Reformed apologists do the only thing they can and try to argue that the red phrase has to be considered as an allegory or hyperbole, or that “mind” could be translated as “heart”.
But try a moment to think about what that means.
God predetermined the Israelites to commit these very atrocities. He could have given them other desires but He decided they would sacrifice their children, He is the ultimate cause of their horrible behavior.

And then, while speaking to them, he told them that He never wanted them to commit these horrendous acts, without giving them any indication this was just a figure of speech.

If Calvinism is true and God really spoke at that time, I see only two possibilities: this was either an odious and detestable act of deception or God suffered under a split-brain or multiple personality disorder back then.

Now I know what many Calvinists are going to quote:

““For my thoughts are not your thoughts, neither are your ways my ways,”
declares the Lord.“As the heavens are higher than the earth, so are my ways higher than your ways and my thoughts than your thoughts.”  (Isaiah 55.8)

But there is a big irony here.

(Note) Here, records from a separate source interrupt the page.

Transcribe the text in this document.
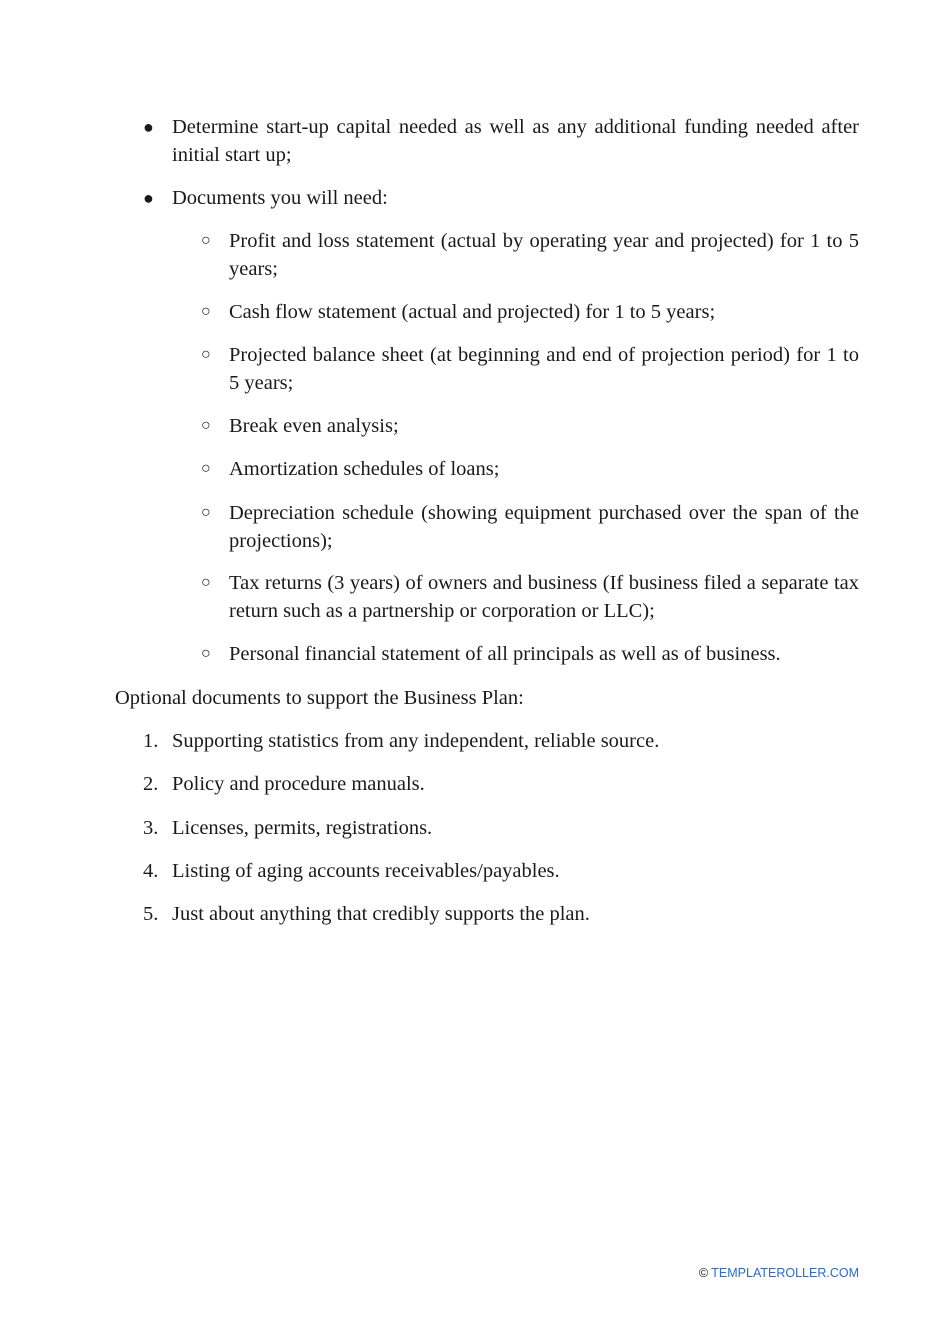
● Determine start-up capital needed as well as any additional funding needed after initial start up;
● Documents you will need:
○ Profit and loss statement (actual by operating year and projected) for 1 to 5 years;
○ Cash flow statement (actual and projected) for 1 to 5 years;
○ Projected balance sheet (at beginning and end of projection period) for 1 to 5 years;
○ Break even analysis;
○ Amortization schedules of loans;
○ Depreciation schedule (showing equipment purchased over the span of the projections);
○ Tax returns (3 years) of owners and business (If business filed a separate tax return such as a partnership or corporation or LLC);
○ Personal financial statement of all principals as well as of business.
Optional documents to support the Business Plan:
1. Supporting statistics from any independent, reliable source.
2. Policy and procedure manuals.
3. Licenses, permits, registrations.
4. Listing of aging accounts receivables/payables.
5. Just about anything that credibly supports the plan.
© TEMPLATEROLLER.COM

Reading the verse in its immediate context shows it is all about reconciliation, that God invites all evildoers to give up their wicked ways and come back to Him. This verse seems rather to indicate that God is much more loving, much more forgiving than any man can be and even than any man could ever imagine to be.
For reformed theologians, this verse means than God is probably more vicious than the worst criminal who has ever lived.